Perdoar, nunca ouvi isso? Sim, já ouvi. Deus nos perdoou por um mal infinitamente maior do que o que podemos causar uns aos outros. Deus entregou seu Filho Jesus Cristo para pagar na cruz pelos meus pecados em sinal do seu amor, e por isso hoje posso chamá-lo de Pai. O mesmo Pai do Céu que determinou antes de eu nascer que minha mãe se casaria com meu pai e deste DNA, que não poderia ser outro, nasceria eu. O mesmo Pai que me colocou nesta família para que aprendesse coisas que só os Seus desígnios sabem a razão. O mesmo Pai do céu que sabe onde está o meu pai terreno e o que se passa no coração dele e o preço que paga em razão de suas escolhas. O Pai do céu também sabe por onde anda o pai biológico da garotinha, e o que se passa no coração do pai postiço dela.

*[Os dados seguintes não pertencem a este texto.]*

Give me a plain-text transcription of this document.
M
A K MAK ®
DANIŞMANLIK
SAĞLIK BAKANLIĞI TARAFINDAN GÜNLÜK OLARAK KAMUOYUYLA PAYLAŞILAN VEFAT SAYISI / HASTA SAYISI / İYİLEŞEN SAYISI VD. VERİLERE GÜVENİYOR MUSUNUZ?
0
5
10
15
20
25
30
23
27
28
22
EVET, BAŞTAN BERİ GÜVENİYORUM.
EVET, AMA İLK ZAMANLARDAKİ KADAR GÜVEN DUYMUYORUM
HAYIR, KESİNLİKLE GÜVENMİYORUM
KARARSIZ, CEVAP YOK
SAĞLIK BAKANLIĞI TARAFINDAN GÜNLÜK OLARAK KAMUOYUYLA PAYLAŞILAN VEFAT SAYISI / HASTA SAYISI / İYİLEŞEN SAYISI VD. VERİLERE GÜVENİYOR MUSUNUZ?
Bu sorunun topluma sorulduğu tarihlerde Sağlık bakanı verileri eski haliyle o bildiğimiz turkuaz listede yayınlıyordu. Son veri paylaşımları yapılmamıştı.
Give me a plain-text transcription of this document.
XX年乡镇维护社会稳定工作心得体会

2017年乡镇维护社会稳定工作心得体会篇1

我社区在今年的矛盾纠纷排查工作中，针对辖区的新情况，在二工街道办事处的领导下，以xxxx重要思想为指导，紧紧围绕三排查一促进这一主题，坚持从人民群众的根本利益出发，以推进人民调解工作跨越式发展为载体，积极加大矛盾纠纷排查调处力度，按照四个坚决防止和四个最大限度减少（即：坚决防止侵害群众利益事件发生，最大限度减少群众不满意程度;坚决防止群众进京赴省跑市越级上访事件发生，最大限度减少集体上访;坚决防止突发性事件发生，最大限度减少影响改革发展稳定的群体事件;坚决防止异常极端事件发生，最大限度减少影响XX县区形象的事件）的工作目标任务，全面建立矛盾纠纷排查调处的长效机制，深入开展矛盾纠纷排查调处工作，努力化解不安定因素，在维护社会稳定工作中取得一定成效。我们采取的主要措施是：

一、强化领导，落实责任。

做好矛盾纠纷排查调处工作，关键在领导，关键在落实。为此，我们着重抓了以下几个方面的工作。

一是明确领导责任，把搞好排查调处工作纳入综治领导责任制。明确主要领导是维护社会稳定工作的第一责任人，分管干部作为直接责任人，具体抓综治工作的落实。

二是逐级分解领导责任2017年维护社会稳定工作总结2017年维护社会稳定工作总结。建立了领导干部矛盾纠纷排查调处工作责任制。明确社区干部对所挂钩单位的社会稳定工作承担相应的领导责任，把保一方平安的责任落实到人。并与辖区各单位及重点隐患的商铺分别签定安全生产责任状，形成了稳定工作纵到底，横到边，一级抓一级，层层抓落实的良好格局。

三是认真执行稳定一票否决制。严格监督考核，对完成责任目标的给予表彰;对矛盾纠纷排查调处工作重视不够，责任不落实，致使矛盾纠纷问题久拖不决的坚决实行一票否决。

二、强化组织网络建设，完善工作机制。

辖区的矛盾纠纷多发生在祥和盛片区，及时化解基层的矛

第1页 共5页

Meu pai não sumiu "por muito menos" como eu disse na mensagem, nem por muito mais, eu simplesmente não sei quais foram os seus motivos. Graças à intervenção inesperada deste meu amigo no assunto, me abrindo os olhos, hoje consegui fazer uma reflexão sincera sobre meu pai, e descobrir que a ausência de perdão era puro egoísmo para preservar uma imagem de alguém que não sou mais desde minha conversão. Eu não sou mais a filha abandonada pelo pai biológico, sou a filha de Deus Pai, alcançada pela obra do Senhor Jesus! E se as orações de meu pai à mesa eram sinceras, se ele a seu modo também crer no Filho de Deus, que seu sacrifício é suficiente para perdoar todos os nossos pecados, voltaremos a nos encontrar no céu, na casa do Pai onde há muitas moradas.

Revesti-vos, pois, como eleitos de Deus, santos e amados, de entranhas de misericórdia, de benignidade, humildade, mansidão, longanimidade;
Suportando-vos uns aos outros, e perdoando-vos uns aos outros, se alguém tiver queixa contra outro; assim como Cristo vos perdoou, assim fazei vós também.